MERVE YİĞİTCAN
2025 yılına gelindiğinde finansman krizinin derinleşmesi, konkordatolar açısından olumsuz bir manzara ortaya koyuyor. Konkordatotakip.com’un Basın İlan Kurumu verilerinden yaptığı derlemeye göre, mahkemelerce konkordato için geçici mühlet kararı verilen dosya sayısı mayıs ayında 185 olarak gerçekleşti. Ocak-Mayıs döneminde verilen geçici mühlet kararı sayısı ise, bir önceki yılın aynı dönemine kıyasla yüzde 97’lik bir artışla 967’ye ulaştı. 2023’te toplamda verilen 1723 konkordato geçici mühlet kararı ile tarihin en yüksek yıllık rakamı kırıldığı düşünüldüğünde, mevcut trendin devam etmesi halinde yıl sonunda yeni bir rekor bekleniyor.

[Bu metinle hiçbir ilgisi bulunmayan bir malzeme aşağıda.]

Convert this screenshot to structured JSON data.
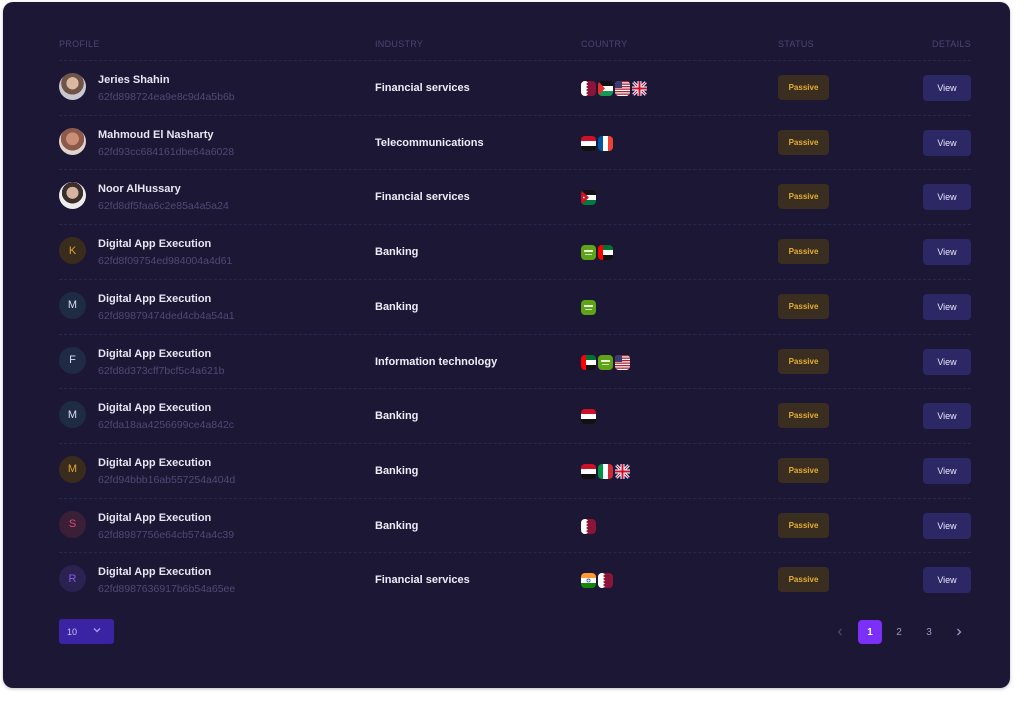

Mayıs ayı verileri incelendiğinde, geçen ay konkordato kesin mühlet kararı verilen dosya sayısı 164 olarak kaydedildi. Aynı ayda mahkemeler, 129 dosya için konkordatonun reddi kararını alırken, 24 dosya için iflas kararı ve 6 dosya için tasdik kararı verildi. Ocak-Mayıs dönemine bakıldığında ise kesin mühlet kararı verilen dosya sayısı, geçtiğimiz yılın aynı dönemine göre yüzde 242 artarak 690’a çıktı. Bu dönemde konkordatonun reddedildiği dosya sayısı da yüzde 98 artışla 462’ye yükseldi. İflas kararlarındaki artış dikkat çekici. Yılın ilk beş ayında mahkemelerin verdiği iflas kararı sayısı yüzde 75 artışla 77’ye ulaştı. Sektörel bazda incelendiğinde, konkordatolar en çok tekstil sektöründe gözlemleniyor. Yılın ilk beş ayında tekstil alanında geçici mühlet kararı verilen dosya sayısı 71, inşaat sektöründe 42, metal ürün imalatında 35, mobilyada 29 ve plastik sanayinde 26 olarak belirlendi.
Öksüz: Şu anki uygulama sağlıksız
Konkordatolardaki artış, piyasada derin bir tedirginlik yaratıyor. İstanbul Tekstil ve Hammaddeleri İhracatçıları Birliği (İTHİB) Başkanı Ahmet Öksüz, konuyla ilgili değerlendirmekte, mevcut konkordato sisteminin revize edilmesi gerektiğini belirtti. Öksüz, şu anki uygulamanın son derece sağlıksız olduğunu vurguladı. “Mevcut sistemde bir firmayı kurtarma çalışırken, zincirleme bir etkisiyle başka firmaların iflasına yol açabiliyoruz. Bu nedenle konkordato amacına ulaşamamış oluyor” sözleriyle durumu ifade etti.
Öksüz, konkordato uygulamasının yalnızca kamu ve banka alacaklarını kapsaması gerektiğini, piyasa alacaklarının bu kapsamın dışında tutulması gerektiğini savundu. Bazı firmaların konkordatoları suiistimal edebildiğini belirten Öksüz, “Borcu olan bir firma konkordato alıyor, ardından faaliyetlerine devam ediyor ve bu sefer peşin alıma geçerek başka firmalardan mal tedarik ediyor. Bu durumda borçlu olduğu firmalar yine zarara uğruyor” diye ekledi. Ayrıca, bazı patronların kişisel mal varlıklarını korumak adına şirketlerine konkordato başvurusunda bulunduğunu hatırlatan Öksüz, “Konkordato kararı verilirken kişisel malvarlıklarına da tedbir konulmalıdır” ifadelerini kullandı.